The Politics of Listening

I purchased Andrew Bird’s “Noble Beast” on Amazon MP3 a couple of days ago.  It is one of the most expertly crafted rock albums that I have heard.

Today I am listening to a live recording of a Spoon show.  Spoon is not a brilliant band by any means, but their second record, “Kill the Moonlight”, is also in my top 10 best albums from cover-to-cover that I have ever heard.  Seriously, it is great.  Listening to “Kill the Moonlight” gives me goosebumps.  There are so many moments of innovative brilliance on the record.  It is a shame that they have so far been unable to recapture that magic on subsequent albums.

I think many bands, relationships, painters, writers, etc. experience similar moments of temporary brilliance.  That is why all of Kurt Vonnegut’s books are not as good as Bluebeard.  His brilliance is not omnipresent in his art, but make no mistake about it – Vonnegut was brilliant.  He has a library of material that greatly exceeds the art of N’Sync.  He was a pro.  A lifelong devotee to his art.

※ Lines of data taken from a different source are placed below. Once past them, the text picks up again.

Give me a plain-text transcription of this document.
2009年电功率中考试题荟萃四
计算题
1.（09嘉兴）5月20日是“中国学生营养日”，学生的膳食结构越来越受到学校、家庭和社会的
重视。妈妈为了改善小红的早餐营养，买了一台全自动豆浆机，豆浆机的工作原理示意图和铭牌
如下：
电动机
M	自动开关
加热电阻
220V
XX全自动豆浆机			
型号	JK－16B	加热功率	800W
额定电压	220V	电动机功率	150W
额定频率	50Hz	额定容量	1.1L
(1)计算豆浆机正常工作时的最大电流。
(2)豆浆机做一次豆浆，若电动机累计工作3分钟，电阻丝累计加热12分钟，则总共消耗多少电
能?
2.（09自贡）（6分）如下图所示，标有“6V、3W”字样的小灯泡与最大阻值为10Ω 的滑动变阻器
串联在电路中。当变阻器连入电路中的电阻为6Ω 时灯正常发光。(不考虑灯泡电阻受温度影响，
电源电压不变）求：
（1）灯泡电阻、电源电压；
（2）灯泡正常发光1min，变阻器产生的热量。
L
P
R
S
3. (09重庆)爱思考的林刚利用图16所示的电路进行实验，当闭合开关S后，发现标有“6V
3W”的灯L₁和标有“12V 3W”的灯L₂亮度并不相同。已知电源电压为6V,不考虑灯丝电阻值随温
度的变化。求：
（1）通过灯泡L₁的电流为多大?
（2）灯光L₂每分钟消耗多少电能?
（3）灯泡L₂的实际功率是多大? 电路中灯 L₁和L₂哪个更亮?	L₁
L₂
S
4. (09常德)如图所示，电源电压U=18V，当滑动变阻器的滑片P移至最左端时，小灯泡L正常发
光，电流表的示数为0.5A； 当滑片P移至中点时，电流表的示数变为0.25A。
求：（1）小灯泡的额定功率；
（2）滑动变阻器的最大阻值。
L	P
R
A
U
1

The Rolling Stones have made a career out of playing “Satisfaction” and “Sympathy for the Devil” – both brilliant songs.  But the majority of their work doesn’t deserve a second look.  Same with U2, Radiohead, and Bruce Springsteen.  Their longevity is based more on moments of long-lost brilliance than it is on any sort of art.  If anything, these bands do a disservice to their art by not mixing it up more.

So where does that leave me?  I don’t know.  I don’t have a hit, so it’s hard to say.  Put my best song on the radio with a promotional machine behind it, and we’ll see where we stand.  Brilliant songs don’t need airplay to be brilliant, but without airplay, nobody will know they are brilliant.  And airplay is more politics than it is music.  It is marketing and hand-shaking.

I wish we lived in a truly capitalistic world where the best music, hair gel, and cell phones would be the ones with the biggest reach.  But we don’t.